Although found in alloys, paints, electric motors, batteries, and polymers, cobalt and lead are among the most hazardous pollutants. They make water unusable and toxic, lead to plant death and reduce crop yields, and can cause poisoning and increase the risk of heart diseases in humans.
Industrial wastewater treatment plants employ a range of methods to remove heavy metals from water, but they all have their drawbacks. For one, a membrane-based treatment, despite its efficacy, is costly to manufacture and therefore to scale up. Chemical agents can cause a lot of sludge, a small powdery sedimentary deposit, which can re-pollute water. And, finally, photocatalysis is pH-dependent and efficient solely with organic pollutants.
Another method in use is sorbents, both with wide applications and selective ones for separate metal ions. Due to ions’ selectivity, such sorbents can extract a specific metal ion from an aqueous environment. High sorption capacity allows for the use of a smaller mass of sorbent for cleaning to capture more pollutants on the surface. Also, if a sorbent can be easily regenerated, it can be used multiple times, and ions are efficiently converted into high-purity concentrated brines for their further processing, for example, in hydrometallurgy and catalyst chemistry. Nevertheless, the production of sorbents is a complex process that affects the environment, as well.
To that end, scientists from ITMO’s ChemBio Cluster developed a reusable, affordable, and efficient sorbent that removes ions of lead and cobalt from water.
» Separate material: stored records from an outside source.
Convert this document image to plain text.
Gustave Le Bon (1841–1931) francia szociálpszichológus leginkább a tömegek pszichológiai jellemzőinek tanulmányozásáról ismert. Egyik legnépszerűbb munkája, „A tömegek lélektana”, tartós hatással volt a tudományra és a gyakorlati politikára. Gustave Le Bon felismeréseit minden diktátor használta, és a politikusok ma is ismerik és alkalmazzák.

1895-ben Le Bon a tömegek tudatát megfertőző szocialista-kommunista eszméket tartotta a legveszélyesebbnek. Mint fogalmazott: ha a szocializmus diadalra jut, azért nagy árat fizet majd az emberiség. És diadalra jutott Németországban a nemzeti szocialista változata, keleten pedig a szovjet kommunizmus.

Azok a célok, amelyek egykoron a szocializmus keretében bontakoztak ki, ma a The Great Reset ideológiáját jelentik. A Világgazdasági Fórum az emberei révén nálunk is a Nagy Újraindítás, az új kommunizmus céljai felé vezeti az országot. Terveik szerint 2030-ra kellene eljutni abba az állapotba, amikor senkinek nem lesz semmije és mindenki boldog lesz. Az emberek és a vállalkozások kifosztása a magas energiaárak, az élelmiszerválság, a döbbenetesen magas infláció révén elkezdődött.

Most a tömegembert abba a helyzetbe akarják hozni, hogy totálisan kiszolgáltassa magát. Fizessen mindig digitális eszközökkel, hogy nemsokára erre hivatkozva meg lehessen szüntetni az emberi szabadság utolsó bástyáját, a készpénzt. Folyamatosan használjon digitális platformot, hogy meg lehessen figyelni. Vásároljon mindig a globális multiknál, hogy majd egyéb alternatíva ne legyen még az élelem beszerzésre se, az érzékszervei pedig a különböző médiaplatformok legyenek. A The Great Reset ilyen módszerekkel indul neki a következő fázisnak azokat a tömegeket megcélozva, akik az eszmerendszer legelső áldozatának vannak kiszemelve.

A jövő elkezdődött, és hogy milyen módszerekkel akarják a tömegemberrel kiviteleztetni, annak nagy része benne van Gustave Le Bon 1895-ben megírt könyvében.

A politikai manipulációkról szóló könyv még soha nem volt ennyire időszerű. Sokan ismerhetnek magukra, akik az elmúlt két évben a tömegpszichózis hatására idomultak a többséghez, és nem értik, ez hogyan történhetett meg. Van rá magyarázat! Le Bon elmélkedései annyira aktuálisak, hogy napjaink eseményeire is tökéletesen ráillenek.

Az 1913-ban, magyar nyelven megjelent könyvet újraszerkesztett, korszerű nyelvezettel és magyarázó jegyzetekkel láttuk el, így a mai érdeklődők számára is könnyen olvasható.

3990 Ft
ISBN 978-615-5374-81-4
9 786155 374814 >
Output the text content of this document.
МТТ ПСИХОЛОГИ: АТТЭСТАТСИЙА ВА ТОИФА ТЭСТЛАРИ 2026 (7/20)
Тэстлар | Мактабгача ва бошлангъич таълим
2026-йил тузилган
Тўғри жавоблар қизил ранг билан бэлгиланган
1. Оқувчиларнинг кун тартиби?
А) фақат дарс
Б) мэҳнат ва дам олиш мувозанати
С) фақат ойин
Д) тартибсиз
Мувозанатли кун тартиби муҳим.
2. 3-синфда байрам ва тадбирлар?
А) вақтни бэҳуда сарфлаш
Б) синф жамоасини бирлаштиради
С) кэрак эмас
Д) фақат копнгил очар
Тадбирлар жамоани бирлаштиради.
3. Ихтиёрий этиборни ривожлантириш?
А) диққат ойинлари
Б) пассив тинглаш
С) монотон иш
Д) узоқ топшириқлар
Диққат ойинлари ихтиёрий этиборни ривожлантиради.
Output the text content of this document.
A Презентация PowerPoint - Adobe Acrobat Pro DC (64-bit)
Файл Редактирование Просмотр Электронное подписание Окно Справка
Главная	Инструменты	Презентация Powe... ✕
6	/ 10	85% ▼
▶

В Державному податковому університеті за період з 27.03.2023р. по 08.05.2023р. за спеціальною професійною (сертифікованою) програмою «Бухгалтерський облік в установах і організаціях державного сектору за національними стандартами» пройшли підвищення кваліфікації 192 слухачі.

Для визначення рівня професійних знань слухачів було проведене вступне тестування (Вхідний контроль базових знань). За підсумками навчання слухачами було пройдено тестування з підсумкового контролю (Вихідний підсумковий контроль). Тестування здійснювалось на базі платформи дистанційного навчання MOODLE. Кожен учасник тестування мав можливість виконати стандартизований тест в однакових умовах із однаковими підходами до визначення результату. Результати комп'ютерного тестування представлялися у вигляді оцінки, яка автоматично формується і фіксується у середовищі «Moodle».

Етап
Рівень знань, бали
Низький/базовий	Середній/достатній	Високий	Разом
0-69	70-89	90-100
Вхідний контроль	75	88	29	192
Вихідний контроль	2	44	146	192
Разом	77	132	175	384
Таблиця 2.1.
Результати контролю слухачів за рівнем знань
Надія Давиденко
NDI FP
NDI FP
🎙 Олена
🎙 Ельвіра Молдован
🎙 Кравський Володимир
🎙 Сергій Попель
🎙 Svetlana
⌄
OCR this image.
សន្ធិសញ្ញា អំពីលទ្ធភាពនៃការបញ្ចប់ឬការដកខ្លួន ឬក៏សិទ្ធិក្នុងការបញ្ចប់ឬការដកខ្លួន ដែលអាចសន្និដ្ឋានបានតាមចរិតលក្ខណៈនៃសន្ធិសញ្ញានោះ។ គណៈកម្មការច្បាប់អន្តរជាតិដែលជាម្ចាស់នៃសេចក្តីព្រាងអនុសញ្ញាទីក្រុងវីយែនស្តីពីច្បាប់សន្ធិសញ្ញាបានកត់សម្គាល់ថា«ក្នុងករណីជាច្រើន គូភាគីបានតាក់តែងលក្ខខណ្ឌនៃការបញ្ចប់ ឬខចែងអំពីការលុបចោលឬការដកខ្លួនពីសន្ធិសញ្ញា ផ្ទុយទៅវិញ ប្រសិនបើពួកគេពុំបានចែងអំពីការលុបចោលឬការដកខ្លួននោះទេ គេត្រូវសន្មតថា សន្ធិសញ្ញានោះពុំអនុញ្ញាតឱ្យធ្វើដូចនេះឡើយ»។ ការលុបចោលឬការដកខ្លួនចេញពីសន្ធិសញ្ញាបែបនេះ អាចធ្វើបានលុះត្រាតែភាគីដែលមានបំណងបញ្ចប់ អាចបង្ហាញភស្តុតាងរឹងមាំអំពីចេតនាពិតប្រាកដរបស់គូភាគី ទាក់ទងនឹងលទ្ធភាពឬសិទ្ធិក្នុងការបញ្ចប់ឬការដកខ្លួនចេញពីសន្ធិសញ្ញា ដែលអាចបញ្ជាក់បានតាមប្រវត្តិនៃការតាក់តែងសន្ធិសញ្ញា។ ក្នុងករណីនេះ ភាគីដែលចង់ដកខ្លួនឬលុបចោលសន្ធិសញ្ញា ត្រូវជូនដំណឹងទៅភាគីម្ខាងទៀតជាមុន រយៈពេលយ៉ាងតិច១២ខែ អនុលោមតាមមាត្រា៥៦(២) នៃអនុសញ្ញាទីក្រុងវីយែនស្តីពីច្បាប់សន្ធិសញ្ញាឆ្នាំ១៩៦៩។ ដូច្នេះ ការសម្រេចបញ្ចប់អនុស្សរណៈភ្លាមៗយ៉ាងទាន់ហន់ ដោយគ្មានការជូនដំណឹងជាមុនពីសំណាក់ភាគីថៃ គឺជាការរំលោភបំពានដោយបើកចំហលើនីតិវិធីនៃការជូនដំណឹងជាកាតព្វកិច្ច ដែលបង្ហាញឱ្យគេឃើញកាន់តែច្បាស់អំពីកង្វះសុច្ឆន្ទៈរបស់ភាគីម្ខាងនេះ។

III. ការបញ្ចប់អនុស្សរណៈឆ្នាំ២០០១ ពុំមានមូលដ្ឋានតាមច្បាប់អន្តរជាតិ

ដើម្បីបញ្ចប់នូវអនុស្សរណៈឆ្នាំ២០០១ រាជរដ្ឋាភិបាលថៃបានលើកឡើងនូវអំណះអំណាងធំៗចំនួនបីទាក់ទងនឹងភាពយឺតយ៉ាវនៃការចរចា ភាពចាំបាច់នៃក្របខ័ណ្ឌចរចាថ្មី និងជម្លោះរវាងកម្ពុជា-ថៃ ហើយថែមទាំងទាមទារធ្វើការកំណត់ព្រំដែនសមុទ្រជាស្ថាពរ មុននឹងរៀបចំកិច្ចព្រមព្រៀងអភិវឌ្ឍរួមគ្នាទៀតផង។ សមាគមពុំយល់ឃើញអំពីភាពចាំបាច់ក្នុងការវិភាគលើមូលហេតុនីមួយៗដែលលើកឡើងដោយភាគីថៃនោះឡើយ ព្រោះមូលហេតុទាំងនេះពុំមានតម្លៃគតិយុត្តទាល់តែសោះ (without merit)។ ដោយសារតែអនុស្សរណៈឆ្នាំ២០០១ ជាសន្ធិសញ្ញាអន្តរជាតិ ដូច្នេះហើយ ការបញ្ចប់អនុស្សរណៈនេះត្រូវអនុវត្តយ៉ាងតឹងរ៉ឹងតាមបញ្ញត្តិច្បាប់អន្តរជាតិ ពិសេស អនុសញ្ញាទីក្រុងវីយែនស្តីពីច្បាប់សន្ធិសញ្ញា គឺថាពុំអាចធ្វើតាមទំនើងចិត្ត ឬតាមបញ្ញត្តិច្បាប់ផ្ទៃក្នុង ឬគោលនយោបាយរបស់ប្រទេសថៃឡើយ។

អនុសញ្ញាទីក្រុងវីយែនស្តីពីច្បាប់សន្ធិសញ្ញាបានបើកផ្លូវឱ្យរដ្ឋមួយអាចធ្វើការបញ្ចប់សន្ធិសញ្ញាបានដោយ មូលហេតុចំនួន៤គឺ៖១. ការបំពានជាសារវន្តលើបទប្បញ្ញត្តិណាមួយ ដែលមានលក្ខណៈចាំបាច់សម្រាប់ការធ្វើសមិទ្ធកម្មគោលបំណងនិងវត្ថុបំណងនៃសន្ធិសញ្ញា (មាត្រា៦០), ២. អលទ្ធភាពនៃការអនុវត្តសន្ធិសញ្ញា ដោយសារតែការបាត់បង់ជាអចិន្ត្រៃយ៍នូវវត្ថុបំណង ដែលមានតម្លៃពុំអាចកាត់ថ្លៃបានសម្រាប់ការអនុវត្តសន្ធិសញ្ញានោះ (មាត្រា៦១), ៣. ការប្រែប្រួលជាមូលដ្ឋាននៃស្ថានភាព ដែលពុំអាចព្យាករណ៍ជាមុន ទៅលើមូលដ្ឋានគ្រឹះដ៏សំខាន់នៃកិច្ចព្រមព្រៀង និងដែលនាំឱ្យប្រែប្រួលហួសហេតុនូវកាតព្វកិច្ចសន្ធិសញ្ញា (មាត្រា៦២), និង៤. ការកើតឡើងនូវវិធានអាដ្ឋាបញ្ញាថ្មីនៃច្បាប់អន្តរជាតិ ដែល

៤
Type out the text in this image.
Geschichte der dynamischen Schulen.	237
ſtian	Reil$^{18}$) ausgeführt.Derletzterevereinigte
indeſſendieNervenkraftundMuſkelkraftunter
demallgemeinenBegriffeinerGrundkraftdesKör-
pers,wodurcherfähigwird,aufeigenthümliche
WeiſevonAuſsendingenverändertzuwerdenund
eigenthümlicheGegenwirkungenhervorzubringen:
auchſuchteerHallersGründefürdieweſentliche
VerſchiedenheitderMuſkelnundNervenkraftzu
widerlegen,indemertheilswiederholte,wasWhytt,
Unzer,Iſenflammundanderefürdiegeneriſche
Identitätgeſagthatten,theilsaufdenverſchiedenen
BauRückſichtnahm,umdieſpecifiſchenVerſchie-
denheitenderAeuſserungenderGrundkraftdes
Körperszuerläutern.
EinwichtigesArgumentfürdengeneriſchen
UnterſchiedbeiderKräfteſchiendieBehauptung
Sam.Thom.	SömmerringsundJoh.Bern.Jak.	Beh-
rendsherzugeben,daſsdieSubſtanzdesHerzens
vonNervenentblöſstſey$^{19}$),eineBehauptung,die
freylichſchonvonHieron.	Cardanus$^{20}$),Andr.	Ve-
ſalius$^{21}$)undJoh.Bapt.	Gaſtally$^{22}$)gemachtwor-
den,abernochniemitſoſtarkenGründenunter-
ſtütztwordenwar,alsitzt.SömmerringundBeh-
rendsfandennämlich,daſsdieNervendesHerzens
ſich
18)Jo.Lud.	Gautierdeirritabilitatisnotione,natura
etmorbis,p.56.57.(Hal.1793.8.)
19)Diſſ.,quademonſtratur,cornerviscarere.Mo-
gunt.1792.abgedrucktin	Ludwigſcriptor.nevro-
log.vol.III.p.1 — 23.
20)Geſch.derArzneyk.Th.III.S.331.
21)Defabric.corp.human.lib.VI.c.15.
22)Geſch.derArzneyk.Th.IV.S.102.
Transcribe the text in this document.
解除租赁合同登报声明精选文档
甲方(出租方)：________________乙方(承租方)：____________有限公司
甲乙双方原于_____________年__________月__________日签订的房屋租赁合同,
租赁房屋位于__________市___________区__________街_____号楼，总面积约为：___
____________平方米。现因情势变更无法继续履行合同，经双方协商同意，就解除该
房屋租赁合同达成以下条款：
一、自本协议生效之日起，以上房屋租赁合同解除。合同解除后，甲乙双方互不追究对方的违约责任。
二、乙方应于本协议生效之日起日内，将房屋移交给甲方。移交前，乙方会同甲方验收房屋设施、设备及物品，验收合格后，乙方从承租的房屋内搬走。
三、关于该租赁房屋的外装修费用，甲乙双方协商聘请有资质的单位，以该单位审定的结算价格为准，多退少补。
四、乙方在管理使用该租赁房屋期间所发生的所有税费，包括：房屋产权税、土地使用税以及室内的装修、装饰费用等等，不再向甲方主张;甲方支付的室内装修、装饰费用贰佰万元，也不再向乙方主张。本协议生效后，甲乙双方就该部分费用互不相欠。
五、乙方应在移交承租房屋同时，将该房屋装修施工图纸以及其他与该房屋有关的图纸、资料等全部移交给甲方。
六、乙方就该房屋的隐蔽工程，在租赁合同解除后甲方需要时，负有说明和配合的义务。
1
“The sorbent is made up of two components, carbon dots and silicon dioxide. The latter has long been known as a porous, cheap, and easily-separated-from-water sorbent. Its downside, however, lies in the lack of functional groups, which negatively affects the sorption properties of silicon dioxide. Functional groups are found in carbon dots, also cost-efficient sorbents, but they are hard to remove from water and therefore can re-polliute it. That’s why we decided to combine both materials to reduce their negative features and synthesize a new hybrid sorbent,” says Egor Ryabchenko, the first author of the paper and a junior researcher at ITMO’s Laboratory of Applied Materials for the Energy Sector.
Another advantage of carbon dots is their fluorescence; this can help researchers see how much metal is in the sorbent's active areas and when it needs to be replaced as the glow starts to fade.
The team ran an experiment to evaluate the porosity and surface area of the sorbent, as well as the amount of lead and cobalt removed in the presence of other metal ions, different contact time, temperature, acidity, and salinity. It was found that the sorbent has the maximum adsorption capacity of 258±4 mg/g and 168±6 mg/g for lead and cobalt, respectively. Under adverse conditions, such as high temperature and water acidity, the adsorption capacity of the sorbent decreased by half, yet it remained efficient.
The material is suitable for wastewater treatment at both productions and households. It works as follows: the sorbent needs to be immersed in polluted water where it adsorbs heavy metals on the surface and then extracted from the aquatic environment. Afterwards, it can be regenerated with a weak acid solution, which helps extract cobalt and lead salts. The efficacy of the material remains above 90% within three cycles of regeneration.
In the future, the team plans to experiment with other combinations of carbon dots and study how changes in synthesis conditions affect the final product in order to produce new materials for selective sorption of other metals.